In turn, media frames the public discourse and, over time, constructs social & political attitudes. For example, conservative talk radio played a crucial role over the course of a generation in helping support the religious right and its political avatars like Sarah Palin. Similarly, television and the film industry have done a great deal to humanize the LGBT community for many Americans.

While corporate-supporting moderates and committed progressives struggle over the Democratic party, Republicans remain riven between neo-conservative fascists and small-government libertarians. In this context, the emergence of a credible progressive voice on the national political landscape could transform its geography for generations by shifting the center.

Today's Opportunity vs. Gingrich's Over-Reach

In the 1990s, then-Speaker of the House Newt Gingrich argued that the Republican Party had attained a "permanent majority" that would relegate the Democratic Party to essential irrelevance. On the one hand, predictions of the GOP's collapse may appear to risk the same historical error as Gingrich's prediction. But 2008 is distinguishable from 1994.

In 1994, the Members of Congress who swung the House to Republican rule won their elections -- and subsequently governed -- based on an assertive conservative ideology. The rejection of their dominance in the 2006 and 2008 elections ultimately reflects popular disillusion with the GOP's over-reach.

In contrast, today's Democratic leadership in Congress is decidedly centrist. To the extent it risks popular disillusion, it is that of its progressive base, not with moderates alienated by an agenda-driven approach to politics. With Democrats firmly gripping the center, the wings of the electoral bell curve are up for grabs. A party aggressively defending civil liberties and seeking opportunities to help working people will find fertile electoral soil on the coasts.

Thinking on a generational scale helps reveal other changes wrought by Obama's election. In addition to its widely discussed hope for helping heal race relations, it will also transform John Kerry's historical legacy. A candidate who resigned his own anti-war legacy and failed to vindicate the tragic legacy of Al Gore, Kerry will one day be remembered for his prescience in giving Obama his first national exposure, setting him on his course to the White House.

The Need to Keep up the Heat

As it sweeps into the Washington, the Obama Administration could spell the beginning of a new era in American politics. But it will need our help.

Grassroots mobilization may not be sufficient to remove all of Obama's obstacles, but it remains at least necessary. Without continuing pressure from civil society, Obama will face constraints imposed by the moderate Congress, the right-wing Court, and holdovers from the Bush years within his Administration and the federal bureaucracy.

But continued pressure could change everything. Moderates in Congress will either heed the emerging progressive consensus, or yield their seats. Holdovers from the prior Administration will recognize that their own political and historical futures depend on supporting the President's agenda, rather than predictably impeding it.

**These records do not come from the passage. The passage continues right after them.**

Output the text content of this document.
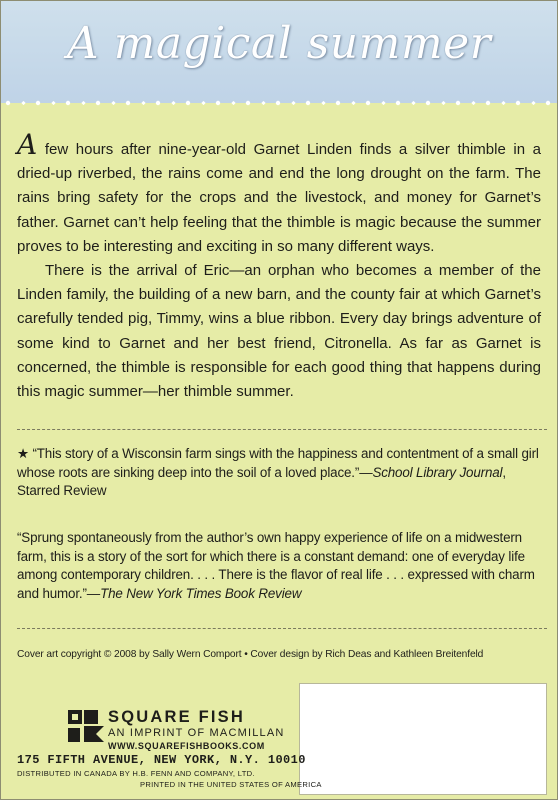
A magical summer

A few hours after nine-year-old Garnet Linden finds a silver thimble in a dried-up riverbed, the rains come and end the long drought on the farm. The rains bring safety for the crops and the livestock, and money for Garnet’s father. Garnet can’t help feeling that the thimble is magic because the summer proves to be interesting and exciting in so many different ways.

There is the arrival of Eric—an orphan who becomes a member of the Linden family, the building of a new barn, and the county fair at which Garnet’s carefully tended pig, Timmy, wins a blue ribbon. Every day brings adventure of some kind to Garnet and her best friend, Citronella. As far as Garnet is concerned, the thimble is responsible for each good thing that happens during this magic summer—her thimble summer.

★ “This story of a Wisconsin farm sings with the happiness and contentment of a small girl whose roots are sinking deep into the soil of a loved place.”—School Library Journal, Starred Review

“Sprung spontaneously from the author’s own happy experience of life on a midwestern farm, this is a story of the sort for which there is a constant demand: one of everyday life among contemporary children. . . . There is the flavor of real life . . . expressed with charm and humor.”—The New York Times Book Review

Cover art copyright © 2008 by Sally Wern Comport • Cover design by Rich Deas and Kathleen Breitenfeld

SQUARE FISH

AN IMPRINT OF MACMILLAN

WWW.SQUAREFISHBOOKS.COM

175 FIFTH AVENUE, NEW YORK, N.Y. 10010

DISTRIBUTED IN CANADA BY H.B. FENN AND COMPANY, LTD.

PRINTED IN THE UNITED STATES OF AMERICA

And even if it fails to inspire the Court to take seriously the constitutional limits its role, popular pressure could at least embolden the President to intervene (as I propose in my ongoing Bush v. Gore series, which will ultimately propose a concrete plan for the Administration to balance the Court). Obama will confront the Court only if his base begins to clamor for the restoration of civil rights, constitutional transparency & consistency, judicial impartiality, and checks on judicial aggrandizement.

Finally, if Obama's supporters remain engaged and continue to advance progressive interests by building credible third party alternatives in regions where Democrats are dominant, we could witness the end of the Republican Party as a national force and a return to sanity in our national discourse.

As we have proven to ourselves, the world, and Washington: Yes, we can, indeed.